Former Oglala Sioux Tribe Attorney General and current Thunder Valley Executive Director Tatewin Means wants to write a new chapter focused on healing and changing the narrative around Whiteclay and the connection he had with his people.

“It’s great because we can be really intentional about building a healing community that really focuses on our loved ones who are on the periphery, those who are forgotten or invisible or who have a harder time accessing resources,” said said Means, who is the daughter of the late Russell Means, a prominent member of the American Indian Movement.

The idea of ​​the community is transitional housing or permanent supportive housing with access to resources in a centralized location.

“Right now we are focusing on designing this community, what will it look like? What will be included? says Pleas. “And that’s going to take a lot of engagement with members of our community, with stakeholders in the justice system.”

This project is one of many initiatives Thunder Valley is implementing to help tribal citizens reclaim their identity.

“Reclaiming our identity as the Lakota people is part of liberation, isn’t it? It’s part of freedom,” Means said. “And thus removing these messages of colonialism that have bound us for so many generations, and so how do you do that? How do you initiate this process of decolonization?

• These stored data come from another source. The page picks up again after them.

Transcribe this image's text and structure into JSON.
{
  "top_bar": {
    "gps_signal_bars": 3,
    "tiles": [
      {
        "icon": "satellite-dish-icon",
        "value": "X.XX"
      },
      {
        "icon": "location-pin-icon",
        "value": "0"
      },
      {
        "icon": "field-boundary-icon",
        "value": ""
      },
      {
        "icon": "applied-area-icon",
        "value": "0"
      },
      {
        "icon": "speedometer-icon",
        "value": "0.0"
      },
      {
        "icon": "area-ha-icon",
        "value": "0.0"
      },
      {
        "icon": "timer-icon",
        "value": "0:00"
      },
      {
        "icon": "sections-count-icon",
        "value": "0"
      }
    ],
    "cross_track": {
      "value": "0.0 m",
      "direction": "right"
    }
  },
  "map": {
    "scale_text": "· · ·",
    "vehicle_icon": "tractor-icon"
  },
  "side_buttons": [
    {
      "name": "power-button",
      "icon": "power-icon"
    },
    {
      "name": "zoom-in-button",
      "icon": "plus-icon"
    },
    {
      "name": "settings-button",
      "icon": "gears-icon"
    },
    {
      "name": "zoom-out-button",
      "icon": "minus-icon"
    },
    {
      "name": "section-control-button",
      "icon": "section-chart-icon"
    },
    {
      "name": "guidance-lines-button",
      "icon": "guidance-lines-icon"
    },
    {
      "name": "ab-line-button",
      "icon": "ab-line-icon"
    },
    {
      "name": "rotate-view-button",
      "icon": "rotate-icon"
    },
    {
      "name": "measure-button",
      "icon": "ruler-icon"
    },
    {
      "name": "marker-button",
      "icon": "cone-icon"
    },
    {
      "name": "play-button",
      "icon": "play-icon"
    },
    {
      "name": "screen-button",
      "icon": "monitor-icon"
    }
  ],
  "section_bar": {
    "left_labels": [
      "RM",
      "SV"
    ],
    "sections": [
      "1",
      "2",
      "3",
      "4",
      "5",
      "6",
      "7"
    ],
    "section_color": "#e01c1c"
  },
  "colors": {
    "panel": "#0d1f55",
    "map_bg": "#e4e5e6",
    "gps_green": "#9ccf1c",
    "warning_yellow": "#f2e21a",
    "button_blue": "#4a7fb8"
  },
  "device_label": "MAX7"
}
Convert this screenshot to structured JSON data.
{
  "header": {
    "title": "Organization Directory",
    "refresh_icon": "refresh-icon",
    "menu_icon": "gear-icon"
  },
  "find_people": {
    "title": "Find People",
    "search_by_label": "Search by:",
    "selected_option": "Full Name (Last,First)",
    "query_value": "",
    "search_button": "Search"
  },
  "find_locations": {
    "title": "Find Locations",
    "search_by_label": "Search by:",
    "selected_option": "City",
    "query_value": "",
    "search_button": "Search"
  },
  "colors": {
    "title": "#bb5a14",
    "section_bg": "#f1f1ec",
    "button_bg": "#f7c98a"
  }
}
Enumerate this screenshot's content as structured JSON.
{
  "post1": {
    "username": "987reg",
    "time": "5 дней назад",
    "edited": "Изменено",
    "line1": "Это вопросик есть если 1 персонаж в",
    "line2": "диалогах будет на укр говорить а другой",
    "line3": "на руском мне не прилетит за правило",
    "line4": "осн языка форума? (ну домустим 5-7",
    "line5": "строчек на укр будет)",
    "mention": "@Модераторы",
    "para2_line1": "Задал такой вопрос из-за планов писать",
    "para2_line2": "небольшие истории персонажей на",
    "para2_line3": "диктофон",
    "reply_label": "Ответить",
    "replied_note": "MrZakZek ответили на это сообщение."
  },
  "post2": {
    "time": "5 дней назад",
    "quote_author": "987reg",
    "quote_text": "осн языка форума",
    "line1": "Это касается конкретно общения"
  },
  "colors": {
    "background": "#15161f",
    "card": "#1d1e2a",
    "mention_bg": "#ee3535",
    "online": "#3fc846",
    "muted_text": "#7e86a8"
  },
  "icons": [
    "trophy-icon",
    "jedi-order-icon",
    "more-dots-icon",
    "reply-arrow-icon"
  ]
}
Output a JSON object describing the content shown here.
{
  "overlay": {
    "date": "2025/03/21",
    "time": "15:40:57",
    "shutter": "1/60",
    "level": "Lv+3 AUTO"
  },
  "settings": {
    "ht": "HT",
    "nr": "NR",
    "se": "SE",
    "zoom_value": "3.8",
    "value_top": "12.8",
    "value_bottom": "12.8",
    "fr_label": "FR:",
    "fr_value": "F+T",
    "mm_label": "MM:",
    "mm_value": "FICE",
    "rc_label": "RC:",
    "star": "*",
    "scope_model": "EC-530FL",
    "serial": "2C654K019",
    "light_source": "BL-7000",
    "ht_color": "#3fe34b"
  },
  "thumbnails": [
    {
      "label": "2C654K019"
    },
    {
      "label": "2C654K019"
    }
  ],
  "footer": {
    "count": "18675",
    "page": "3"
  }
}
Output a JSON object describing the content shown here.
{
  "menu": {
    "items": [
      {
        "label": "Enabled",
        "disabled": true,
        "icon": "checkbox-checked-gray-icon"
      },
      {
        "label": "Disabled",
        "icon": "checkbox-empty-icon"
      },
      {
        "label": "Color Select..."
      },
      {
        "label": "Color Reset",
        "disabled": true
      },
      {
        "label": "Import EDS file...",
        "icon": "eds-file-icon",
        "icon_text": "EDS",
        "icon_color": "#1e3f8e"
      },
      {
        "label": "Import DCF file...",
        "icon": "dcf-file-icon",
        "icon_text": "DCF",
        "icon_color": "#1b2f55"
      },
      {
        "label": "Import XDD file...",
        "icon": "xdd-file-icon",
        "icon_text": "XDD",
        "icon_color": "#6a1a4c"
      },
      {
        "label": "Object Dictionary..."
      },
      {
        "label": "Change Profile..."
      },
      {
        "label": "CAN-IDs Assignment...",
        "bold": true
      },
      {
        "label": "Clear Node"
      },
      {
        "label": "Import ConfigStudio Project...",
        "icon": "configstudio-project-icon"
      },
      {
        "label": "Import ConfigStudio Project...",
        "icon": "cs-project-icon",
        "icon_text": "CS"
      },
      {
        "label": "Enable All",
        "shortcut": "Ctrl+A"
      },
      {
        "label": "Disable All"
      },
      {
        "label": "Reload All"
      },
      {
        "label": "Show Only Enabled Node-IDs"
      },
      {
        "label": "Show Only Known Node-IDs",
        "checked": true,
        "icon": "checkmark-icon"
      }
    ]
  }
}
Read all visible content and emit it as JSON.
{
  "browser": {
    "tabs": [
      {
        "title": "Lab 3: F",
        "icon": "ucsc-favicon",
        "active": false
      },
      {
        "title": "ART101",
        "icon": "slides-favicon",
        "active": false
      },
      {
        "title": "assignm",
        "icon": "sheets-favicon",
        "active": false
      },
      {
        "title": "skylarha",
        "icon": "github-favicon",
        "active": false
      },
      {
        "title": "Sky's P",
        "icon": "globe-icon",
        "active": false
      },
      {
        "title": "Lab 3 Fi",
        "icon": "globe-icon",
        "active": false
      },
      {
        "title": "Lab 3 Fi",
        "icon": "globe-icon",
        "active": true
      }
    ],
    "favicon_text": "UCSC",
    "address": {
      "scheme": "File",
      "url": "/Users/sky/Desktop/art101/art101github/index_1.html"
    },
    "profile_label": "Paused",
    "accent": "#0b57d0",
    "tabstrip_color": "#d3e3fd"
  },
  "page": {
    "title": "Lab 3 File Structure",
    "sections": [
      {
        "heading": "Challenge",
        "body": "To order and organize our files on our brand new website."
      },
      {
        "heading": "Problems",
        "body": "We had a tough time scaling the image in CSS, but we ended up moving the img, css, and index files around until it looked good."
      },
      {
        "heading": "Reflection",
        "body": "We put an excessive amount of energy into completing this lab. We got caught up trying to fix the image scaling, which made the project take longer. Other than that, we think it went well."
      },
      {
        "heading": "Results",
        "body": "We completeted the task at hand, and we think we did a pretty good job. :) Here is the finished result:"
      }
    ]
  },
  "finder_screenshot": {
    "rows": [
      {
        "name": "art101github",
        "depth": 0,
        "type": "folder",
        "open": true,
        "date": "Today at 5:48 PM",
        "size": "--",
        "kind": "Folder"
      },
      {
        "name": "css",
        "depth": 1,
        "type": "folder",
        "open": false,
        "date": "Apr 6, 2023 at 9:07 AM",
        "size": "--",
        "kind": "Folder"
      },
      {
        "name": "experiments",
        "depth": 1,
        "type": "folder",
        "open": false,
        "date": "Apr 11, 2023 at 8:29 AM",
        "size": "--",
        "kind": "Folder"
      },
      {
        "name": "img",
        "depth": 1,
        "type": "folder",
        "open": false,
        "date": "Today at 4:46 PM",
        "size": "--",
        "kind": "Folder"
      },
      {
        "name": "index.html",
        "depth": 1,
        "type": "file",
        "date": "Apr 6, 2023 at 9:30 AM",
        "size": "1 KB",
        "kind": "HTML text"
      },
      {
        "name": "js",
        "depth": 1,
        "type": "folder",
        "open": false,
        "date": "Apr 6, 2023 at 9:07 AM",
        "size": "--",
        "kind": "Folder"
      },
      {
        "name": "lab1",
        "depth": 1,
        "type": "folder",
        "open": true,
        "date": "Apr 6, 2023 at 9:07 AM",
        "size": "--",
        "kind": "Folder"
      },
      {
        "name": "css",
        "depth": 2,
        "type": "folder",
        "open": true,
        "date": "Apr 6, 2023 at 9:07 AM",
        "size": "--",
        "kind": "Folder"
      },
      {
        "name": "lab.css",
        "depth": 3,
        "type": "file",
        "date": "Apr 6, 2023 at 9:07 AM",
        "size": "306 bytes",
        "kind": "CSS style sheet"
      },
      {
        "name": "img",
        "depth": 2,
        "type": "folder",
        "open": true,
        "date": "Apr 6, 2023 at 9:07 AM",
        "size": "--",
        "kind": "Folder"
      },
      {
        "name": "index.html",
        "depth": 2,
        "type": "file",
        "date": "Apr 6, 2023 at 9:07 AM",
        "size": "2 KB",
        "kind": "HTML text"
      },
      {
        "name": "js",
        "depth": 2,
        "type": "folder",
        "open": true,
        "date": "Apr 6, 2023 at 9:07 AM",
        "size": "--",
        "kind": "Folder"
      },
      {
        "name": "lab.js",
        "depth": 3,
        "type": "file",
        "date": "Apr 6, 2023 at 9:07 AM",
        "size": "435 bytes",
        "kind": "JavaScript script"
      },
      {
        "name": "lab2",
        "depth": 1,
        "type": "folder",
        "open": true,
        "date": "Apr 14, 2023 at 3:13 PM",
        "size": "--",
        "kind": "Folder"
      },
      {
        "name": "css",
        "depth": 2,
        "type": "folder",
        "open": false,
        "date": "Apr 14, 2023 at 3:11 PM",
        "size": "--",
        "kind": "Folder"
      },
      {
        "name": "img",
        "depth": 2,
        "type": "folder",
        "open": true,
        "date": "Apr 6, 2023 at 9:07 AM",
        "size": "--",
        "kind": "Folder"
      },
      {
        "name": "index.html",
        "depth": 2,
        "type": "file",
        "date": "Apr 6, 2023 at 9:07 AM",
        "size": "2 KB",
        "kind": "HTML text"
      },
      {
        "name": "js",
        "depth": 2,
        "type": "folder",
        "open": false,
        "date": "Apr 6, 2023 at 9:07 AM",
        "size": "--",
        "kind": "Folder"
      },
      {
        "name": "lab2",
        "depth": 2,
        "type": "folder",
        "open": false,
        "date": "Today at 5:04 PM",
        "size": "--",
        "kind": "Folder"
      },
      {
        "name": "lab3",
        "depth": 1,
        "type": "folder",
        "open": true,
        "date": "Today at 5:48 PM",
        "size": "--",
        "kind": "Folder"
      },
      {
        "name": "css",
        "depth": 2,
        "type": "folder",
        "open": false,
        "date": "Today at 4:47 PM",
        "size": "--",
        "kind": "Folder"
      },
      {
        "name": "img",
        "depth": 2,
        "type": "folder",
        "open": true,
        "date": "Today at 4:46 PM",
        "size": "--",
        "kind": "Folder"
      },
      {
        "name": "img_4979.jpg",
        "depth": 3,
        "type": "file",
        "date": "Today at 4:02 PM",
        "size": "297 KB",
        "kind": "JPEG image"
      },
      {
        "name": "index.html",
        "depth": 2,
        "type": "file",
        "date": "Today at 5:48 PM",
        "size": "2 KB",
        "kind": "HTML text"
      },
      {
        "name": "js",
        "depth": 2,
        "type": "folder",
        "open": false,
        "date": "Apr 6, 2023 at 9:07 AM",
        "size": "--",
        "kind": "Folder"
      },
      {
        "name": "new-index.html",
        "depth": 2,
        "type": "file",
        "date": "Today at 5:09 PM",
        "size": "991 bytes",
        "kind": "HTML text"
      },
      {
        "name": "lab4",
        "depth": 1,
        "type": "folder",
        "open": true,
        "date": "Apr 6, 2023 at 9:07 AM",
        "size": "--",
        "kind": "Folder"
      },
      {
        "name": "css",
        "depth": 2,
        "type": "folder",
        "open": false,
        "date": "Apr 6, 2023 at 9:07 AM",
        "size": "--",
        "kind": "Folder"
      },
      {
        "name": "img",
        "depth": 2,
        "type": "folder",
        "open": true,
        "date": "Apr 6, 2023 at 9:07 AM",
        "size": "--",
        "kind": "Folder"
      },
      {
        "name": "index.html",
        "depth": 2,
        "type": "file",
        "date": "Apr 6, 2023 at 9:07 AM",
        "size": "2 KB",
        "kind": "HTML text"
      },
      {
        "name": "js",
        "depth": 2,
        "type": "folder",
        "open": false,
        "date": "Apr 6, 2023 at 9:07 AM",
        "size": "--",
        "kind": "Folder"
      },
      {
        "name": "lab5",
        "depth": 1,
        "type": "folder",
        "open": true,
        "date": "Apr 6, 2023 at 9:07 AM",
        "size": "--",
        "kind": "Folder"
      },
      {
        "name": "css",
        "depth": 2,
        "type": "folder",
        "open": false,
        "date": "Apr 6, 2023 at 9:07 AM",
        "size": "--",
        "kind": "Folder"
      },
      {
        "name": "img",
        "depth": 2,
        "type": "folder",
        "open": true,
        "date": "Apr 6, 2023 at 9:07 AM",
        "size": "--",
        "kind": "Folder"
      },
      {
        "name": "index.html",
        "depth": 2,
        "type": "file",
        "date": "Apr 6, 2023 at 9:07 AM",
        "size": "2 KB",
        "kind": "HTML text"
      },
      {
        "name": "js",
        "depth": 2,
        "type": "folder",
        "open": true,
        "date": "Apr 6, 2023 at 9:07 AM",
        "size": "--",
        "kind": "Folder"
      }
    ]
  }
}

Healing is a first step in this release process, according to Means.

“We can no longer hope and dream and think and act like Lakota if we still cling to trauma, if we still cling to colonial mentalities,” Means said. “We find our way through it like everyone else, but by being open to it and making ourselves vulnerable to it, because it’s scary to really think about healing on our own. It takes a lot of courage. »

Means hopes that one day there can be a holistic healing community in each of Pine Ridge’s nine districts that is intentional and specific to provide pathways for members of each district.